When should you start thinking about estate planning?

The answer is unique to you and your situation. As you age and accumulate assets, you may be more inclined to start thinking about how to protect what you’ve worked for.  Steiner suggested that a person’s family situation usually plays into his or her decision to get started with an estate plan. He notes, “It might be when [you] have a spouse, but for most people, I think it’s certainly when they have a child, since you have to decide, if you’re not around, who’s going to take care of that child? And if you leave money to a child, and the child can’t manage money, you have to decide who’s going to be the trustee for the child’s money.”

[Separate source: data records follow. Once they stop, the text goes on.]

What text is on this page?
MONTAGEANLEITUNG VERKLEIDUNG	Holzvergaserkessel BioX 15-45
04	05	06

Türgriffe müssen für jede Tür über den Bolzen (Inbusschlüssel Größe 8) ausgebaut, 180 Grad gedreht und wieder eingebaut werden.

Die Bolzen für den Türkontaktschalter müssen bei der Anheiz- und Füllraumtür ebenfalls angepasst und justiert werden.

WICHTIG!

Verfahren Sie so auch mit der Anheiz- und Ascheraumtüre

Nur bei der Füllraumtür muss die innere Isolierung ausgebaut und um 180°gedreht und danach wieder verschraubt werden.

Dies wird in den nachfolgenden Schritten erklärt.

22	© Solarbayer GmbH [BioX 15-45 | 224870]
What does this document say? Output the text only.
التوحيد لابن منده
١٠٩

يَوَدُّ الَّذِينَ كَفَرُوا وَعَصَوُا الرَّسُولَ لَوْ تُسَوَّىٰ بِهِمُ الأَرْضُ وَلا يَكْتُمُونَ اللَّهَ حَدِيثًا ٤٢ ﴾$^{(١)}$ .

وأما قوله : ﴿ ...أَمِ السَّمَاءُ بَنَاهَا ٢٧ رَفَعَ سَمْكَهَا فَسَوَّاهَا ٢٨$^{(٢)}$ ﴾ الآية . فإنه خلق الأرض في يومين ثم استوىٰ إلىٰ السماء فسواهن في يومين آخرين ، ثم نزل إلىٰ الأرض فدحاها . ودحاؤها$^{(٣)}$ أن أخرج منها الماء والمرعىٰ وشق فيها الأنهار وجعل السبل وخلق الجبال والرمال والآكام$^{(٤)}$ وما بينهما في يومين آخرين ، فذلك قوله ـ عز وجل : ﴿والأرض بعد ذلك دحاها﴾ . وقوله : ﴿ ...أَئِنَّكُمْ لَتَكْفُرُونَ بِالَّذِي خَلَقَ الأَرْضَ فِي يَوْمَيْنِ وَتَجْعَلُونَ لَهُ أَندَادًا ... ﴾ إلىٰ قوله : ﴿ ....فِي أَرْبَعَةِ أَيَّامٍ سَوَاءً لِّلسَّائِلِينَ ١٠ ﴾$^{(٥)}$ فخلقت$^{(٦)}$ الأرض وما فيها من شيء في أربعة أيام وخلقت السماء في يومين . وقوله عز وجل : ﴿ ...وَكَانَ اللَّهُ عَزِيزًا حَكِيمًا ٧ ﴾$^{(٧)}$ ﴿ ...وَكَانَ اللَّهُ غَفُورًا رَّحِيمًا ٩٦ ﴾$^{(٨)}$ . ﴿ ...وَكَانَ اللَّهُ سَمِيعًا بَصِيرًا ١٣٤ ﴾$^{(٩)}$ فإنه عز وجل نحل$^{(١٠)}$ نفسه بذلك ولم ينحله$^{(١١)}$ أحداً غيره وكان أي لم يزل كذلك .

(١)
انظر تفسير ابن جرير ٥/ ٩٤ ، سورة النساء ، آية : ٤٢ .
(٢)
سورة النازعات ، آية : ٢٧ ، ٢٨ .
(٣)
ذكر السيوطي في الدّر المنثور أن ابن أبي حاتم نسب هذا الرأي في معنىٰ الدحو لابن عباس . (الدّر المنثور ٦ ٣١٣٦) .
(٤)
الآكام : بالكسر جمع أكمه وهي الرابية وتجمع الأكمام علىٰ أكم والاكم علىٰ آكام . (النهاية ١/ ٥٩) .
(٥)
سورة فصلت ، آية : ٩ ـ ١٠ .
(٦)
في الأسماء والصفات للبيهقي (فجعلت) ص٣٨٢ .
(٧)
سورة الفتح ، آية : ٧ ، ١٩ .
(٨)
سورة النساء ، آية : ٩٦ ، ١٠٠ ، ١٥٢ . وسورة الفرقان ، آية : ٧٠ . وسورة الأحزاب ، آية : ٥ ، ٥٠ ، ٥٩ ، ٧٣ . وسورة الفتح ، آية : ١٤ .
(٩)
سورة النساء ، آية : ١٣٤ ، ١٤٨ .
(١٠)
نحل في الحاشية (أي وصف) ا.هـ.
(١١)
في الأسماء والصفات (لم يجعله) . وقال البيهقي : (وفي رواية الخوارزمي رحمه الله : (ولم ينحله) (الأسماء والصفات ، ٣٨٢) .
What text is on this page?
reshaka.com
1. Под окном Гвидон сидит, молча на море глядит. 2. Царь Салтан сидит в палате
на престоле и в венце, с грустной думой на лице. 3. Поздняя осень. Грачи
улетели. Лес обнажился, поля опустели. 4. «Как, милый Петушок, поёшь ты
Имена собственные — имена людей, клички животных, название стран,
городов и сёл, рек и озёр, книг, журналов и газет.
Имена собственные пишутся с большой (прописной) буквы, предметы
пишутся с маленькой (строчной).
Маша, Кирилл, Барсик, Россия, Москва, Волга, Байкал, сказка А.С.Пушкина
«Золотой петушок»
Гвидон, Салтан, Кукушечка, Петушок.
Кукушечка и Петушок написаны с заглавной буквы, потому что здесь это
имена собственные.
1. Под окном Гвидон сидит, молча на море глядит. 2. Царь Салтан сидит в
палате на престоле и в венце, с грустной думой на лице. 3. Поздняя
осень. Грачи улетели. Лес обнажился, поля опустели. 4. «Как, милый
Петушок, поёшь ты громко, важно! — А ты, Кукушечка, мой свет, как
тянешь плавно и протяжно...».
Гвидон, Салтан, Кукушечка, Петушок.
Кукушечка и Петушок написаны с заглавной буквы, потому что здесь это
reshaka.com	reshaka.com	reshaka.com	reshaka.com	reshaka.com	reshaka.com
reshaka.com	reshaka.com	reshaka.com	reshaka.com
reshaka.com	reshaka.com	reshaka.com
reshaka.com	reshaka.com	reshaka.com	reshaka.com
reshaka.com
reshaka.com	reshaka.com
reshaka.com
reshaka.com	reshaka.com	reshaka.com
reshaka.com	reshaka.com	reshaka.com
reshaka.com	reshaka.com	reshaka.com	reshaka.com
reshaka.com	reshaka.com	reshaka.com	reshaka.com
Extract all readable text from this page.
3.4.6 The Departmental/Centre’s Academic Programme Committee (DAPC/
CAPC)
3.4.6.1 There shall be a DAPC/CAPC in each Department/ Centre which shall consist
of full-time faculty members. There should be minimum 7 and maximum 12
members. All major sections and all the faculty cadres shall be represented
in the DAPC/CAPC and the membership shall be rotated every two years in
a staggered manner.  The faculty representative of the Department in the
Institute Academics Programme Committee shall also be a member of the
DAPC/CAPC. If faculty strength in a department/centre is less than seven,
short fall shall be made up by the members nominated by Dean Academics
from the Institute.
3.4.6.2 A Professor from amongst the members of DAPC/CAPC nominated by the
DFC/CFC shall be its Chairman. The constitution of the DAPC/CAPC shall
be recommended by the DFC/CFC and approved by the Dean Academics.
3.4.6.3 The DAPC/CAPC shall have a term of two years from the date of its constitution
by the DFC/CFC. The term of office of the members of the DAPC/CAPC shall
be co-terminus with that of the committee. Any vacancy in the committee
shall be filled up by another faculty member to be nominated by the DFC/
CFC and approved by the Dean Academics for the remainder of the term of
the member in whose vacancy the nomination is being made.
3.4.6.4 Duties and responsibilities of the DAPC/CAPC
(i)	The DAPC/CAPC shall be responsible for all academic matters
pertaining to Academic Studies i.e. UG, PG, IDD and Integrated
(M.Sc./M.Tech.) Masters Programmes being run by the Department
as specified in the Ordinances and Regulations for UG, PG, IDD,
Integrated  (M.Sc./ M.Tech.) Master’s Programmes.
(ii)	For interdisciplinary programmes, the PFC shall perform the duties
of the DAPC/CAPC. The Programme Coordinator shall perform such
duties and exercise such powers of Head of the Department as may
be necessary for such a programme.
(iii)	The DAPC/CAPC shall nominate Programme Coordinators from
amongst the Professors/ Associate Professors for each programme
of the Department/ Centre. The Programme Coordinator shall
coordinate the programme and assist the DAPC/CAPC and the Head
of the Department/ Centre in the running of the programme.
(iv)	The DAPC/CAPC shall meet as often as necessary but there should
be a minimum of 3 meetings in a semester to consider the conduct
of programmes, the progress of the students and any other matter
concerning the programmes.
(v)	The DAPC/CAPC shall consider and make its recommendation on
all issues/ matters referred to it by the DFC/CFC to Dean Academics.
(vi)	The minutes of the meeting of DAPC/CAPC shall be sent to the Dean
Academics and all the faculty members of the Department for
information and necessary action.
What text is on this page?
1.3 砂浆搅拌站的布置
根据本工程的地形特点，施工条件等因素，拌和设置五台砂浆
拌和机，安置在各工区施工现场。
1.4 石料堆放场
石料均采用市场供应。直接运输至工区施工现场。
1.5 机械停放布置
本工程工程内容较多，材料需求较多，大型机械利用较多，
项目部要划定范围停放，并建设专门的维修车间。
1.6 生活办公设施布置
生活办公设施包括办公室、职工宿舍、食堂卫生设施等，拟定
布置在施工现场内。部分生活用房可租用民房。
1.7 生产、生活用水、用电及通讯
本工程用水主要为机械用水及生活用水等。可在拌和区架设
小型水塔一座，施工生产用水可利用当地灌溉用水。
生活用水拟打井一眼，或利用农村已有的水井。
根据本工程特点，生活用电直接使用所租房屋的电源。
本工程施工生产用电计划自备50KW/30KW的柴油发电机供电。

How should you prepare to meet with an estate planner?

As part of the estate-plan process, you will want to draw up a list of your assets, making it as complete as possible. You should include life insurance policies and retirement benefits. You also want to think about your wishes regarding family members, dependents, executors, trustees, guardians, and beneficiaries.

What are recent changes in estate planning law?

The American Taxpayer Relief Act of 2012 was approved earlier this year. Explains Steiner, “It permanently fixed the federal estate tax exempt amount at $5.25 million, as indexed for inflation. It made portability permanent, which means if I have a spouse and I don’t use my entire exempt amount, my spouse can inherit my unused exempt amount.”